México ha ido perdiendo territorio ante la delincuencia organizada, lo cual es un asunto de la mayor importancia, porque el Estado deja de gobernar con sus aparatos democráticos zonas que quedan a la intemperie y, por ende, quienes quedan a la intemperie terminan por ser los ciudadanos.

No es nada grato, por decirlo de una manera, que Trump y su gente arremetan cotidianamente contra México y su Gobierno por la violencia de los cárteles con aquello de que son quienes gobiernan y que la Presidenta les tiene miedo. Tenemos desde hace más de un año un riesgoso frente abierto con EU, pero sería absurdo no atender todas las secuelas cotidianas que todo esto provoca desde hace mucho tiempo entre nosotros.

Llevamos ya algún tiempo “normalizando” la violencia. Por más que el Gobierno haga cuentas alegres con la baja en delitos, lo cierto es que la percepción sobre la violencia no ha cambiado. Como dice la destacada especialista en temas de seguridad Sofía Huett, el Gobierno sigue sin tener una clara lectura de lo que significa la percepción ciudadana por más cifras que presente. Mucha de la información que se da a conocer viene de las fiscalías y no se sabe qué tan maquilladas están o qué tan actualizadas están.

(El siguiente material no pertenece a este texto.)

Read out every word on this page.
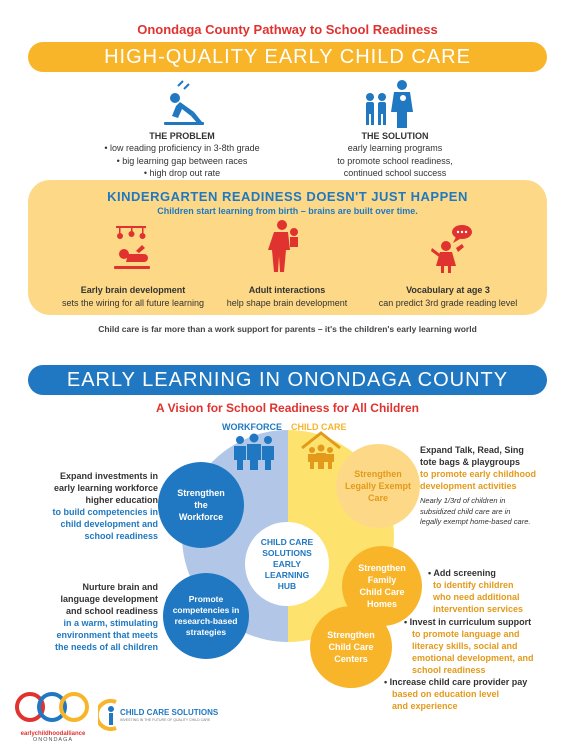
Onondaga County Pathway to School Readiness
HIGH-QUALITY EARLY CHILD CARE
THE PROBLEM
• low reading proficiency in 3-8th grade
• big learning gap between races
• high drop out rate
THE SOLUTION
early learning programs
to promote school readiness,
continued school success
KINDERGARTEN READINESS DOESN'T JUST HAPPEN
Children start learning from birth – brains are built over time.
Early brain development
sets the wiring for all future learning
Adult interactions
help shape brain development
Vocabulary at age 3
can predict 3rd grade reading level
Child care is far more than a work support for parents – it's the children's early learning world
EARLY LEARNING IN ONONDAGA COUNTY
A Vision for School Readiness for All Children
WORKFORCE CHILD CARE
CHILD CARE
SOLUTIONS
EARLY
LEARNING
HUB
Strengthen
the
Workforce
Promote
competencies in
research-based
strategies
Strengthen
Legally Exempt
Care
Strengthen
Family
Child Care
Homes
Strengthen
Child Care
Centers
Expand investments in
early learning workforce
higher education
to build competencies in
child development and
school readiness
Nurture brain and
language development
and school readiness
in a warm, stimulating
environment that meets
the needs of all children
Expand Talk, Read, Sing
tote bags & playgroups
to promote early childhood
development activities
Nearly 1/3rd of children in
subsidized child care are in
legally exempt home-based care.
• Add screening
to identify children
who need additional
intervention services
• Invest in curriculum support
to promote language and
literacy skills, social and
emotional development, and
school readiness
• Increase child care provider pay
based on education level
and experience
earlychildhoodalliance
ONONDAGA
CHILD CARE SOLUTIONS
INVESTING IN THE FUTURE OF QUALITY CHILD CARE
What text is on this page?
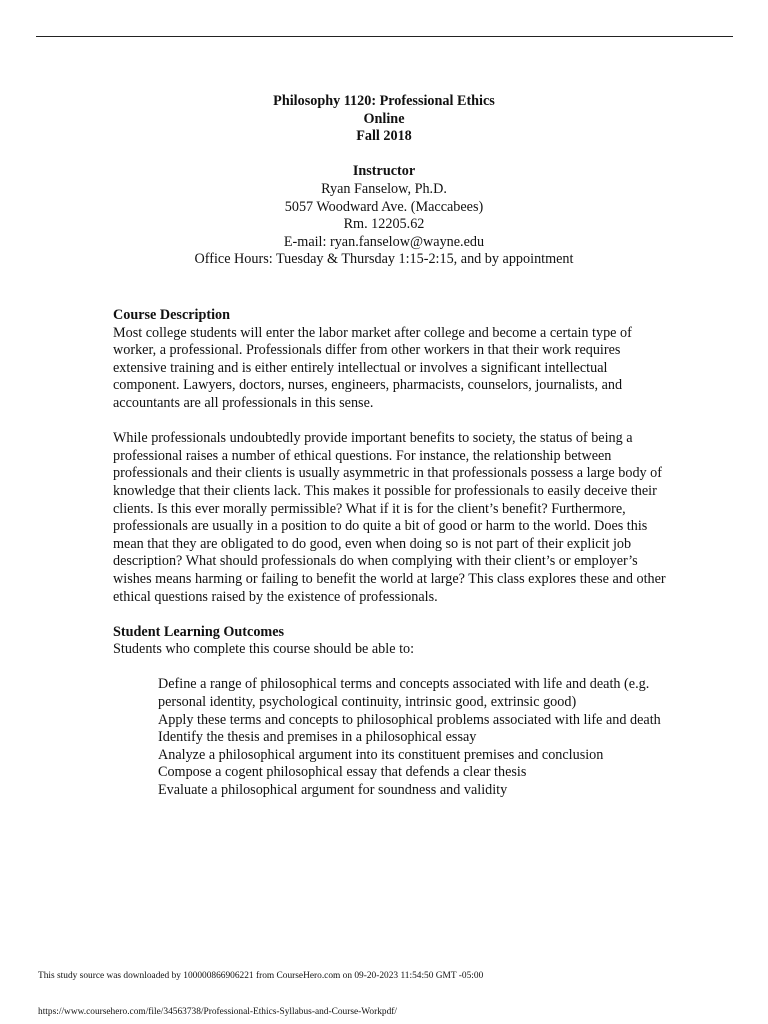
Philosophy 1120: Professional Ethics
Online
Fall 2018
Instructor
Ryan Fanselow, Ph.D.
5057 Woodward Ave. (Maccabees)
Rm. 12205.62
E-mail: ryan.fanselow@wayne.edu
Office Hours: Tuesday & Thursday 1:15-2:15, and by appointment

Course Description

Most college students will enter the labor market after college and become a certain type of worker, a professional. Professionals differ from other workers in that their work requires extensive training and is either entirely intellectual or involves a significant intellectual component. Lawyers, doctors, nurses, engineers, pharmacists, counselors, journalists, and accountants are all professionals in this sense.

While professionals undoubtedly provide important benefits to society, the status of being a professional raises a number of ethical questions. For instance, the relationship between professionals and their clients is usually asymmetric in that professionals possess a large body of knowledge that their clients lack. This makes it possible for professionals to easily deceive their clients. Is this ever morally permissible? What if it is for the client’s benefit? Furthermore, professionals are usually in a position to do quite a bit of good or harm to the world. Does this mean that they are obligated to do good, even when doing so is not part of their explicit job description? What should professionals do when complying with their client’s or employer’s wishes means harming or failing to benefit the world at large? This class explores these and other ethical questions raised by the existence of professionals.

Student Learning Outcomes

Students who complete this course should be able to:

Define a range of philosophical terms and concepts associated with life and death (e.g. personal identity, psychological continuity, intrinsic good, extrinsic good)
Apply these terms and concepts to philosophical problems associated with life and death
Identify the thesis and premises in a philosophical essay
Analyze a philosophical argument into its constituent premises and conclusion
Compose a cogent philosophical essay that defends a clear thesis
Evaluate a philosophical argument for soundness and validity
This study source was downloaded by 100000866906221 from CourseHero.com on 09-20-2023 11:54:50 GMT -05:00
https://www.coursehero.com/file/34563738/Professional-Ethics-Syllabus-and-Course-Workpdf/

Día que pasa, día en que se va evidenciando que en los años de López Obrador se dejaron pasar muchas cosas que derivaron en que los cárteles se movieran a sus anchas, sobre todo, en Sinaloa. Es difícil que las cosas puedan ser diferentes cuando el muy tolerado gobernador del estado es parte del problema y en Palacio Nacional no se mueve en apariencia nada.

Cuando al gobernador le preguntan cuando acabará la violencia, la cual lleva mucho tiempo en el estado y que se ha intensificado brutalmente en el último año. Desparpajadamente dice que eso pasará cuando los mayitos y chapitos se dejen de pelear.

Es una respuesta que no puede ser posible que no haya llegado a las sensibilidades políticas y de gobierno en Palacio Nacional. Además, refleja el talante del gobernador quien es del partido de la Presidenta y quien hace unas semanas se ufanó de que no fue la consulta la que lo hizo candidato, sino que fue López Obrador.

Para seguirle sumando fue parte, directa o indirecta, en el secuestro de El Mayo Zambada y a la fecha no queda claro qué papel jugó.

Si en EU hay focos rojos, aquí tendríamos que estarnos quemando.

RESQUICIOS.

No hay manera de poder confiar en Donald Trump. Cada vez que habla con la Presidenta la llena de elogios, pero a la hora de las presiones y los desplantes todo cambia. Más vale prepararnos, porque ahora se viene la muy ruda batalla por el T-MEC.